Concert Review: Foals, May 13, Kool Haus


Disclaimer: this is three parts personal essay, one part concert review

Approximately a year ago, I went to a Foals show at the Kool Haus. I had regrettably missed every show of theirs up to that point, primarily because I had only discovered the British band’s music after the release of their 2010 album, Total Life Forever. Music journalists can’t always stay on top of things, you know.
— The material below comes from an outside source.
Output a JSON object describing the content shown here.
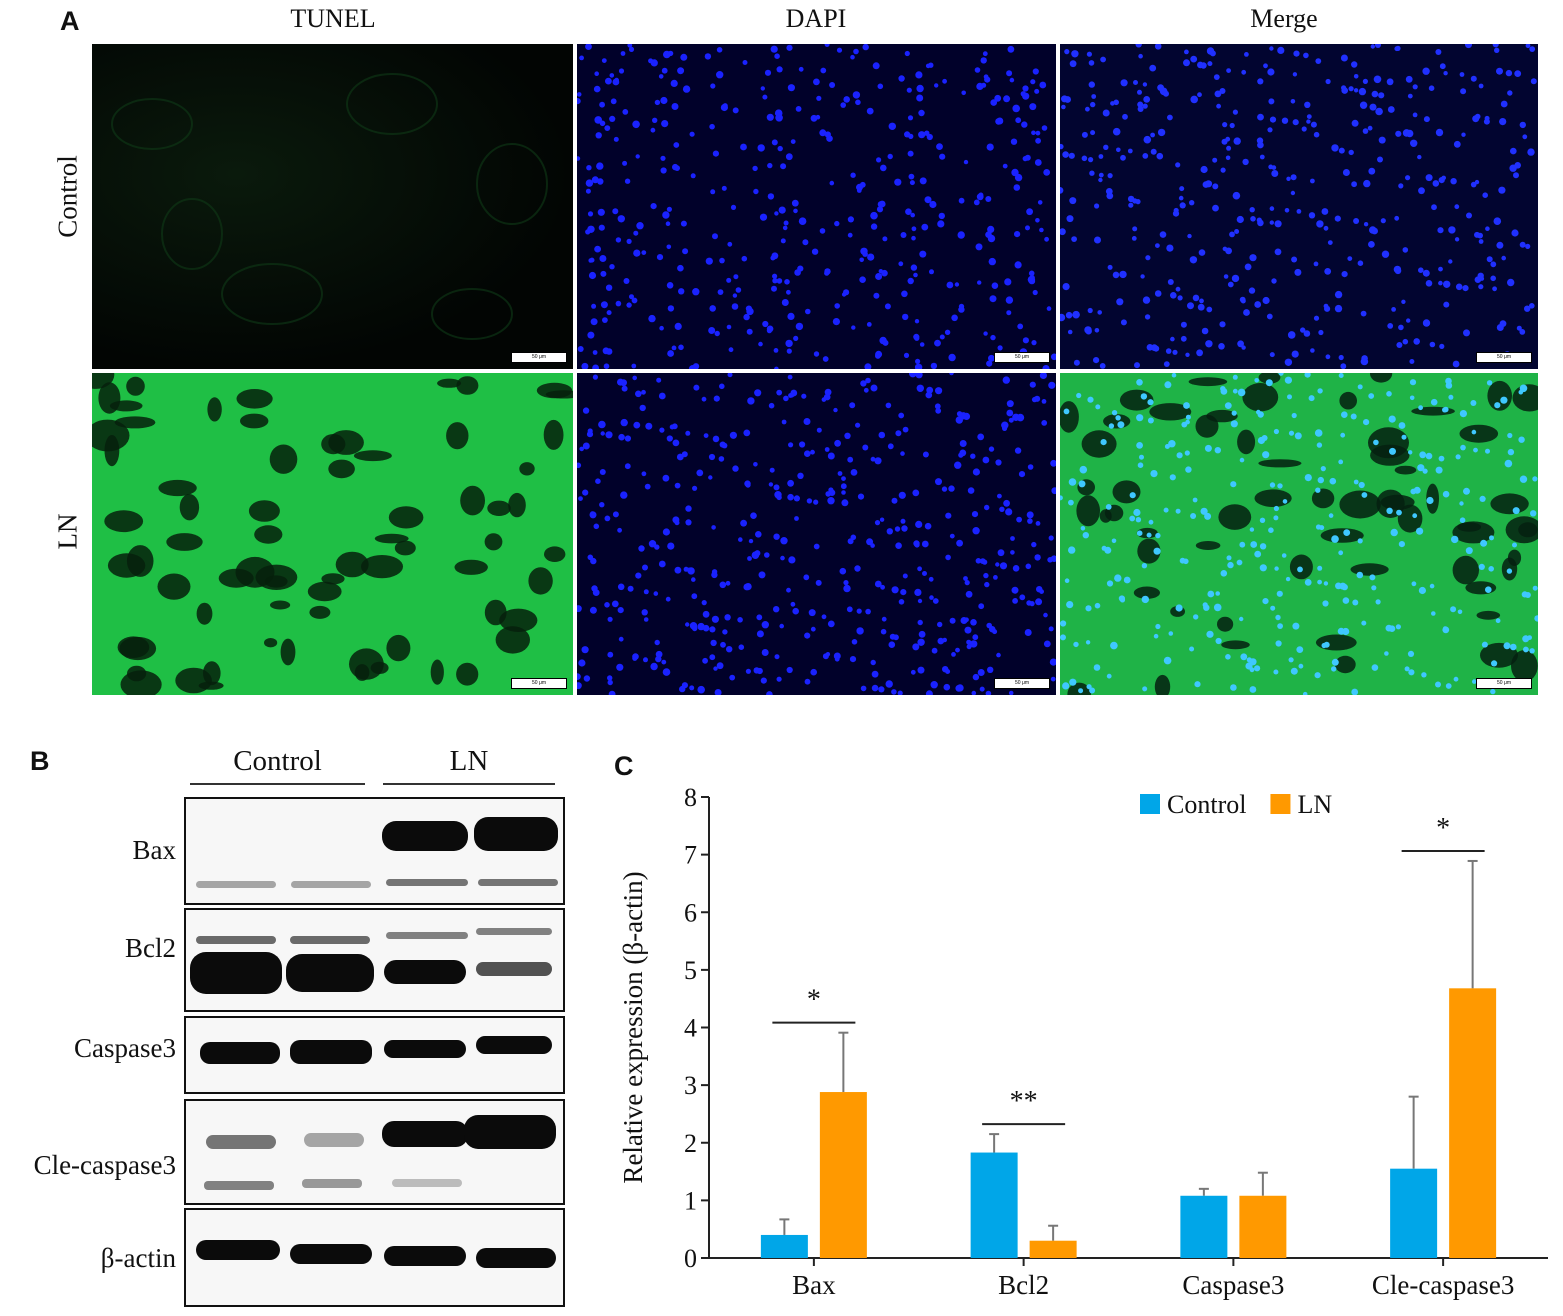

But this was it. I would finally experience all the hype of their live show, as regaled to me by my fanatic friends. The only problem: an old flame of mine was also going to be there that evening. He’s not from Toronto nor have we spoken in years, so while I was anticipating the dancing guitars of the band I paid money to see, I was also overly eager to speak to this stranger I spent months fawning over.
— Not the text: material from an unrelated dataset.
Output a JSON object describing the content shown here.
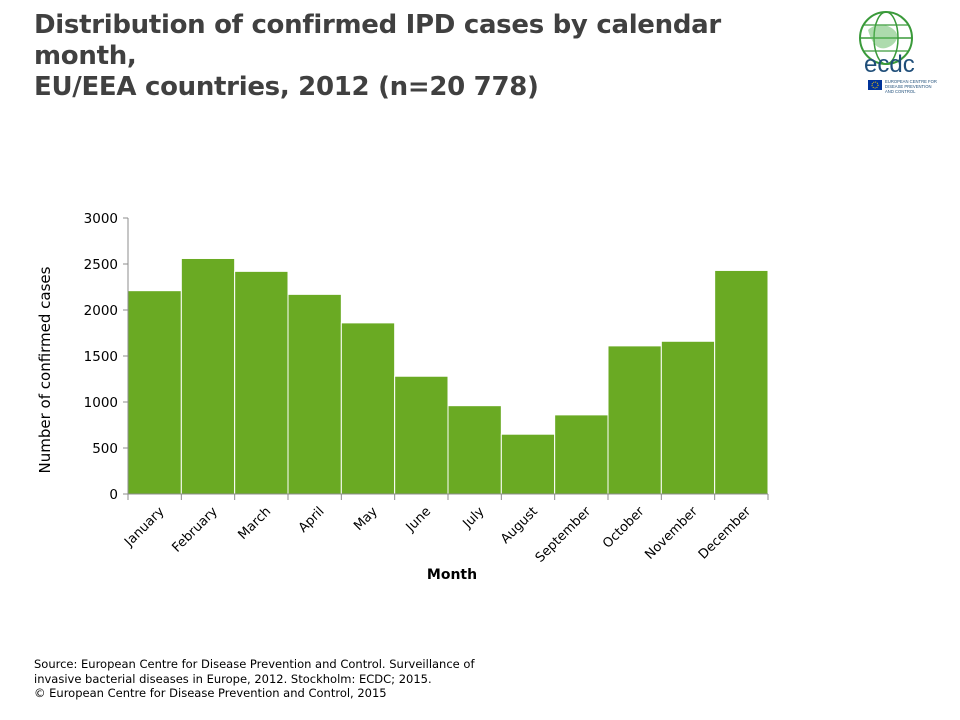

I ran into him between sets and exchanged numbers. In reality, I still had his number in my phone, but he didn’t have mine. We parted ways and a few songs into Foals’ set – electrifying from its very first note – I received a text from him. He was alone, by the bar near the exit. So naturally, I left my friends and headed towards the alluring glow of lights at the bar (which I had already visited a few times to nervously chug drinks).

The rest of the band’s set found me filling up on beers backstage, smoking cigarettes outside and even trekking across the street in search for more smokes. As the boy and I gave up on the search, I could hear the booming noise of “My Number” seeping through the walls as I stood, lost, in an empty parking lot with a person who was nothing but poisonous to me. “You don’t have my number,” I can image singer Yannis Philippakis howling on the other side of the concrete walls. “We don’t need each other now.”
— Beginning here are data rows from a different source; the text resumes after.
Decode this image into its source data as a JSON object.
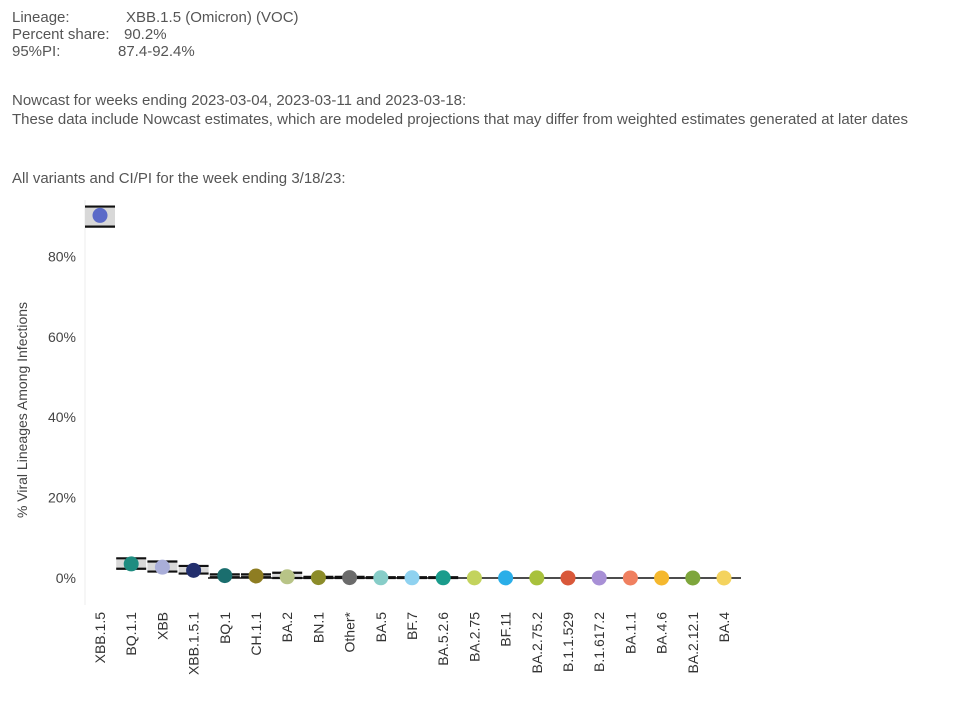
{
  "header": {
    "lineage_label": "Lineage:",
    "lineage_value": "XBB.1.5 (Omicron) (VOC)",
    "share_label": "Percent share:",
    "share_value": "90.2%",
    "pi_label": "95%PI:",
    "pi_value": "87.4-92.4%"
  },
  "nowcast": {
    "line1": "Nowcast for weeks ending 2023-03-04, 2023-03-11 and 2023-03-18:",
    "line2": "These data include Nowcast estimates, which are modeled projections that may differ from weighted estimates generated at later dates"
  },
  "subtitle": "All variants and CI/PI for the week ending 3/18/23:",
  "chart_data": {
    "type": "scatter",
    "ylabel": "% Viral Lineages Among Infections",
    "ylim": [
      0,
      95
    ],
    "yticks": [
      0,
      20,
      40,
      60,
      80
    ],
    "ytick_labels": [
      "0%",
      "20%",
      "40%",
      "60%",
      "80%"
    ],
    "grid": false,
    "categories": [
      "XBB.1.5",
      "BQ.1.1",
      "XBB",
      "XBB.1.5.1",
      "BQ.1",
      "CH.1.1",
      "BA.2",
      "BN.1",
      "Other*",
      "BA.5",
      "BF.7",
      "BA.5.2.6",
      "BA.2.75",
      "BF.11",
      "BA.2.75.2",
      "B.1.1.529",
      "B.1.617.2",
      "BA.1.1",
      "BA.4.6",
      "BA.2.12.1",
      "BA.4"
    ],
    "values": [
      90.2,
      3.5,
      2.7,
      1.9,
      0.6,
      0.5,
      0.3,
      0.1,
      0.1,
      0.05,
      0.05,
      0.05,
      0.03,
      0.03,
      0.02,
      0.01,
      0.01,
      0.01,
      0.01,
      0.01,
      0.01
    ],
    "lower": [
      87.4,
      2.3,
      1.6,
      1.1,
      0.2,
      0.2,
      0.0,
      0,
      0,
      0,
      0,
      0,
      0,
      0,
      0,
      0,
      0,
      0,
      0,
      0,
      0
    ],
    "upper": [
      92.4,
      4.9,
      4.1,
      3.0,
      0.9,
      0.9,
      1.3,
      0.3,
      0.3,
      0.2,
      0.2,
      0.2,
      0.1,
      0.1,
      0.1,
      0.05,
      0.05,
      0.05,
      0.05,
      0.05,
      0.05
    ],
    "colors": [
      "#5b6ac8",
      "#1e8c80",
      "#a9aed9",
      "#232f6e",
      "#1a6e6e",
      "#8e7d22",
      "#b8c487",
      "#8c8c2a",
      "#6b6b6b",
      "#87cdc8",
      "#8fd2f0",
      "#1a9c8c",
      "#c3d35d",
      "#2aaee8",
      "#a8c13c",
      "#d9583a",
      "#a890d6",
      "#f08060",
      "#f5b82e",
      "#7ea63c",
      "#f4d35e"
    ]
  }
}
Needless to say, I never got that Foals experience I was hoping for. Instead, I got too drunk, abandoned my closest friends and contemplated the same mistakes I had made two years prior to that.

Last night, I returned to the scene of the crime, but determined to reclaim that night I let slip by almost a year ago. I was sober and significantly more stable, emotionally. Guess it helps that I’m in a healthy relationship now and it was a Tuesday night.

As my friend and I navigated through the dark room, pushing past sweaty post-Cage the Elephant bodies, we found ourselves almost in the same position as we were in last time, but I kept my feet planted, knowing that I wasn’t going to run off into the night with some guy. Plus, I don’t smoke anymore. No excuses, I was ready for the show.

Foals, of course, didn’t disappoint. Drawing mostly from their 2013 album Holy Fire, the band ripped through a set of chest-pumping anthems. Their knotty riffs are often tightly wound on record, but it unravels live. Songs like “Spanish Sahara” and show-closer “Two Steps, Twice” served as blueprints for the band to run askew with, veering into a full-on rock show at times. The uproarious jolts of jam-rock were combined with a vivid light show and in those moments, the building drumrolls hiked up your heart rate in anticipation for its explosive climax.

It’s clear that this band can and need to play bigger stages someday, to accommodate the monstrous sound they carry with them now. But then again, it’s still nice to see Philippakis hurtle his body onto an adoring crowd as he crowd surfs with a guitar in hand. People jumped, people danced, hell, some even brought back the classic lighters in the air (as opposed to lit-up cell phones).

It’s easy to see how a band like this has built a hefty reputation for memorable live shows. It’s a euphoria that’s infectiously winning. It’s the euphoria I should’ve chosen all along.